History of Medicine: Part 8: Vaccinations
Edward Jenner- 1796
Smallpox had been a disease for decațdes. It had killed Egyptians, Romans and native Americans after Columbus. It killed 1/3 who got it.
Variulation: from Ottoman Empire- puss from an infected individual dried and rubbed into a patient. Killed them 2% of the time. Only the rich could get it done.
One of these was a man named Edward Jenner who had been variulated as a kid.
In Gloucestershire which is dairy country. Make cheese and chase cheese.
Noting the common observation that milkmaids were generally immune to smallpox, Jenner postulated that the pus in the blisters that milkmaids received from cowpox (a disease similar to smallpox, but much less virulent) protected them from smallpox.
On 14 May 1796, Jenner tested his hypothesis by inoculating James Phipps, an eight-year-old boy who was the son of Jenner's gardener. He scraped pus from cowpox blisters on the hands of Sarah Nelmes, a milkmaid who had caught cowpox from a cow called Blossom, whose hide now hangs on the wall of the St. George's Medical School library in London.
Jenner inoculated Phipps in both arms that day, subsequently producing in Phipps a fever and some uneasiness, but no full-blown infection. Later, he injected Phipps with variolous material, the routine method of immunization at that time. No disease followed.
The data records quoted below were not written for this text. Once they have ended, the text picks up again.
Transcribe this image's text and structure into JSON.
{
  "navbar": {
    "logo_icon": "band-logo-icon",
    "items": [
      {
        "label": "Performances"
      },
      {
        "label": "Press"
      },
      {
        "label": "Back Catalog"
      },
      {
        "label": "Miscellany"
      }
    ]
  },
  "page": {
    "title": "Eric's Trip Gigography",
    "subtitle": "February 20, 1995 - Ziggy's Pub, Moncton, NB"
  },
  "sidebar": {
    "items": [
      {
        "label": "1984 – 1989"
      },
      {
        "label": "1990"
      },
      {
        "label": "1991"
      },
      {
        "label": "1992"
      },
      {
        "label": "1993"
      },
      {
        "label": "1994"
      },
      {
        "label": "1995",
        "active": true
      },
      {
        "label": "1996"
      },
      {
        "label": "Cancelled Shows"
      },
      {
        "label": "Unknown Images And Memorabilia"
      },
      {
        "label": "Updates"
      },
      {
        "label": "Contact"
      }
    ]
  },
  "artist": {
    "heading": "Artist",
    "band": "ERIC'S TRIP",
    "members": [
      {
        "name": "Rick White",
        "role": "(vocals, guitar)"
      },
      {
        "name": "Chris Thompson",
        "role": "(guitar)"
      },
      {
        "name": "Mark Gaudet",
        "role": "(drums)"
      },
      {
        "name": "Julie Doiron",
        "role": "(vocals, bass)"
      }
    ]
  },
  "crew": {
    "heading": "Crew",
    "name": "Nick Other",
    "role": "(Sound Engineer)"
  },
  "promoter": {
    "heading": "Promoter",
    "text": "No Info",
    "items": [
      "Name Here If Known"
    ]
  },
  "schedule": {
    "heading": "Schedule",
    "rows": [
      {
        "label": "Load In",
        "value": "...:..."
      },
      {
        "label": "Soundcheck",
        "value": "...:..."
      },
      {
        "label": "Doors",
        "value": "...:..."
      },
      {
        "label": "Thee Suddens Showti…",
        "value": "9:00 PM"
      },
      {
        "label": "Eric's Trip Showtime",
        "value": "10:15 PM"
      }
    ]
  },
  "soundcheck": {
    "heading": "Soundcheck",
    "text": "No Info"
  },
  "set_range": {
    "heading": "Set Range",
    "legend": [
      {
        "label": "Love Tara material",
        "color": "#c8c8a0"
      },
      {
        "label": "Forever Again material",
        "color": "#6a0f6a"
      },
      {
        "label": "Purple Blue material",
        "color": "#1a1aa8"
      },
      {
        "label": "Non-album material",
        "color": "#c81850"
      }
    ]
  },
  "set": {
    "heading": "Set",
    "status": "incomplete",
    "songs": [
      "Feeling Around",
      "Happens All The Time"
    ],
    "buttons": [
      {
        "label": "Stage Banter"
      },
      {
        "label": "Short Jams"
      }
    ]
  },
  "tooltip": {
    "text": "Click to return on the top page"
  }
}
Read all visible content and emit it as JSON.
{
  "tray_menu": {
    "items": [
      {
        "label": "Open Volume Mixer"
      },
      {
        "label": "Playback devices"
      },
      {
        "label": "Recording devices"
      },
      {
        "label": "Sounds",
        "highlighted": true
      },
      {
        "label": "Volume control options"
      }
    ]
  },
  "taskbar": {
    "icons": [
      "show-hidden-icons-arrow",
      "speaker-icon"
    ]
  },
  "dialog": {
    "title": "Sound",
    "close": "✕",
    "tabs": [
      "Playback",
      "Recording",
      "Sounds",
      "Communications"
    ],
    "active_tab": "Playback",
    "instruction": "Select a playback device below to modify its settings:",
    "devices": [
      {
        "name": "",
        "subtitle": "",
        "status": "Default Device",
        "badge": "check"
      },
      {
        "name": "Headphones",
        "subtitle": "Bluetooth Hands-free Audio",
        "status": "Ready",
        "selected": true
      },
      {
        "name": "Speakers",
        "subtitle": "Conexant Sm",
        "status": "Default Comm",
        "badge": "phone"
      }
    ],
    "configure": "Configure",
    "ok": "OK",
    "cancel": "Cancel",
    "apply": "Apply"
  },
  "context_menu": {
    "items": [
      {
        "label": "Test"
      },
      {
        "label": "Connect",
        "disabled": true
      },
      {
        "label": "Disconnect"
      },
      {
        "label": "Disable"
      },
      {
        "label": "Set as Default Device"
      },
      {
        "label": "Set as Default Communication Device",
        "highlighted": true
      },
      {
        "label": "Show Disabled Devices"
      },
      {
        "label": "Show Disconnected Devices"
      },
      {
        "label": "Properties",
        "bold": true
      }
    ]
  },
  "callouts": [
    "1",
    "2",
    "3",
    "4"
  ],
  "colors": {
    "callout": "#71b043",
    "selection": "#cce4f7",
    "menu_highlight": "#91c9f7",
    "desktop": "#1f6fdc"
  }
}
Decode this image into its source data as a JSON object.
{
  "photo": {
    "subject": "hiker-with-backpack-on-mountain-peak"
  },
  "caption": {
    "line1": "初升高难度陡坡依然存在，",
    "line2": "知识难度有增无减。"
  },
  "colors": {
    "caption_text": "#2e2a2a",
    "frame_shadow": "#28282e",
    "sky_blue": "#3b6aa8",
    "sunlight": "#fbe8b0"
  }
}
The boy was later challenged with variolous material and again showed no sign of infection.
Jenner created the term "vaccination" which in latin means, "from the cow."
Jenner gave the vaccines for free and never tried profit from it. However, the British government awarded him 30,000 for his work.
A lot of people didn't trust the process. Some believed it caused more harm than good, some people thought it interfered with God's plan and also tainted the human form with animal matter.
Later in the test boy Phipps's life, Jenner gave him, his wife, and his two children a free lease on a cottage in Berkeley, which went on to house the Edward Jenner Museum between 1968 and 1982. Phipps attended Jenner's funeral on 3 February 1823.
In 1853 Phipps was buried in St Mary's church in Berkeley, where he had been baptised. Jenner was also buried in this church.
"mankind can never forget that you have lived. Future nations will know by history only that the loathsome small-pox has existed and by you has been extirpated." To Jenner from Thomas Jefferson
Today the disease has been eradicated as of 1978. So far, two diseases have been successfully eradicated—one specifically affecting humans (smallpox), and one affecting cows. Some like to think of it as a thank you to cows.
He became the official doctor to the king and died shortly after.
The last victim of smallpox died in Birmingham, England when it escaped from a lab in 1975.